1 First substrate layer 2 Second substrate layer 3 Third substrate layer 4 First solid electrolyte layer 5 Spacer layer 6 Second solid electrolyte layer 10 Gas inlet 11 First diffusion controlling section 12 Buffer space 13 Second diffusion controlling section 15 Measured gas flow section 20 First internal space 21 Main pump cell 22 Inner main pump electrode 22a (of the inner main pump electrode) Ceiling electrode section 22b (of the inner main pump electrode) Bottom electrode section 23 Outer pump electrode 24 (of the main pump cell) ) Variable power source 25 Porous body coating layer 25a (of the porous body coating layer) Ceiling coating layer 25b (of the porous body coating layer) Bottom coating layer 30 (of the porous body coating layer) Third diffusion controlling section 40 Second internal cavity 41 Pump cell for measurement 42 Reference electrode 43 Reference gas introduction space 44 Measuring electrode 46 (of the measurement pump cell) Variable power supply 48 Atmospheric introduction layer 50 Auxiliary pump cell 51 Auxiliary pump electrode 51a (Auxiliary pump electrode) Ceiling electrode part 51b (Auxiliary pump electrode) Bottom electrode part 52 (Auxiliary pump electrode) (of the pump cell) variable power supply 60 Fourth diffusion rate limiting section 61 Third internal space 70 Heater section 71 Heater electrode 72 Heater 73 Through hole 74 Heater insulator 75 Pressure dissipation hole 76 Heater lead 80 Oxygen partial pressure detection sensor cell 81 for main pump control Oxygen partial pressure detection sensor cell 82 for controlling the auxiliary pump Oxygen partial pressure detection sensor cell 83 for controlling the measurement pump Sensor cell 100 Gas sensor 101 Sensor element 102 Base part

Claims (6)

1. a long plate-shaped base including an oxygen ion conductive solid electrolyte layer;
   a gas flow part to be measured formed from one end in the longitudinal direction of the base part;
   an inner main pump electrode disposed on the inner surface of the gas flow section to be measured;
   a porous material coating layer that covers at least an electrode end portion of the inner main pump electrode on the side closer to the one end portion in the longitudinal direction of the base portion;
   a measurement electrode disposed on the inner surface of the gas flow section to be measured at a position farther from the one end in the longitudinal direction of the base than the inner main pump electrode;
   A sensor element that detects a gas to be measured in a gas to be measured.

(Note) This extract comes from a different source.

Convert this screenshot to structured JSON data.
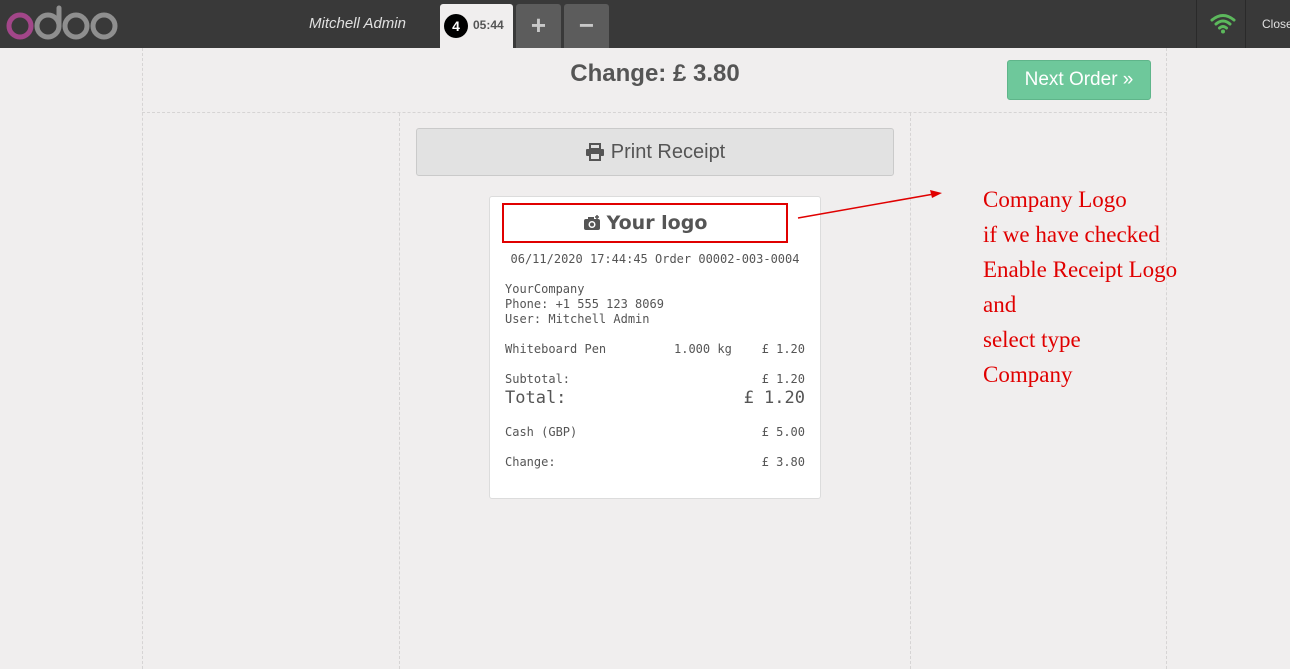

2. The sensor element according to claim 1, wherein the porous coating layer covers an area of 3% or more of the inner main pump electrode.
3. The sensor element according to claim 1, wherein an oxygen diffusion coefficient in the porous body coating layer is 1×10 ⁻⁶ m ² /s or less in at least a portion of the porous body coating layer.
4. The sensor element according to claim 1, wherein the porous body coating layer has a thickness of 1 μm or more.
5. The sensor element according to claim 1, wherein the oxygen diffusion coefficient in the porous coating layer changes in the longitudinal direction of the base portion.
6. The sensor element according to claim 1, wherein the oxygen diffusion coefficient in the porous coating layer increases stepwise or continuously from a side closer to the one end in the longitudinal direction of the base body toward a side farther from the one end.